Faeldon should have conducted an ethnographic study of the prison culture. If he had done so he could not have missed the fact that this system has provided a grounded mechanism for maintaining order. The existence of gangs with de-facto territorial jurisdictions provided an organic way by which self-governance among inmates was enabled. Hence, instead of abolishing the system, Faeldon should even think of harnessing its organically rooted power, logic and influence in more positive ways. The problem is not the existence of gangs and their having their own territorial spaces inside the prison complex per se, but how the prison authorities can ensure that prison gangs do not become conduits for criminal activities. Forcing rival gangs to cohabit in common spaces will not abolish gang culture and instantly exorcise the inmates of their loyalties to their groups; it simply makes it more difficult to keep track of and govern them, even as it increases the probability of gang violence. And there is no assurance that it will put an end to the criminal activities of the inmates.

Simplistic solutions do not always yield optimal results.
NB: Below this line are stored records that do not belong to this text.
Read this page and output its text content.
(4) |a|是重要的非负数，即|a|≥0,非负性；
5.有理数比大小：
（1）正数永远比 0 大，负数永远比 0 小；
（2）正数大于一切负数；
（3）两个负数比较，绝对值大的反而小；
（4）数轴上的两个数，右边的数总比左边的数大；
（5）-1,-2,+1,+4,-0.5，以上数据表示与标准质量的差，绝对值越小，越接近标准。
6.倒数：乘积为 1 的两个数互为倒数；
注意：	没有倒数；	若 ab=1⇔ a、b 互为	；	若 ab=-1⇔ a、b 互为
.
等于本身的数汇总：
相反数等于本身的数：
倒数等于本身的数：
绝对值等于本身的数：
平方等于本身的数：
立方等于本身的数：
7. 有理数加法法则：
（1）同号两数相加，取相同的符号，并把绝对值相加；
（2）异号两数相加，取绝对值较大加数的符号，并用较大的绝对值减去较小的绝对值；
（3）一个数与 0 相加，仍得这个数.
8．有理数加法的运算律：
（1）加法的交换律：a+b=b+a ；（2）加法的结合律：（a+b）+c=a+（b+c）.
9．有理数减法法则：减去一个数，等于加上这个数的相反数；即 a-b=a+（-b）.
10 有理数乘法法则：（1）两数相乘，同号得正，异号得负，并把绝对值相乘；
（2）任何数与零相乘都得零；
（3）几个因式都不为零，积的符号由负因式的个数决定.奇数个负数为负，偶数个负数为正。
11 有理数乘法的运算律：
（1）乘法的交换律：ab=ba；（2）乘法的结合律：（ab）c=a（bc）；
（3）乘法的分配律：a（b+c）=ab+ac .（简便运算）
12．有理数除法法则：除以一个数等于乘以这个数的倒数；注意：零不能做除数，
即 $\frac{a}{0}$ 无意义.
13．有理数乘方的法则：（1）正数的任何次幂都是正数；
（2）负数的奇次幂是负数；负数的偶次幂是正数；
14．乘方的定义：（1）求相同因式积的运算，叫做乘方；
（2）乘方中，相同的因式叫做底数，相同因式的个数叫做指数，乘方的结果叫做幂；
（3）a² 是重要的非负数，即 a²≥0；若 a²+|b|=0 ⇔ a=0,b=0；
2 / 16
Taking shortcuts and quick fixes may appeal to the political base, and may for a moment and in the short run feed the political narrative and optics of someone engaged in action, and not just in words and in debilitating academic discussions deploying some inconvenient and irrelevant theories and concepts. The dislike for social scientists and academics, which we see in the anti-intellectualism of the agents of populist politics, is symptomatic of this aversion towards complexity. But in the end, history has never failed in reminding us that the road to hell is full of shortcuts and quick fixes.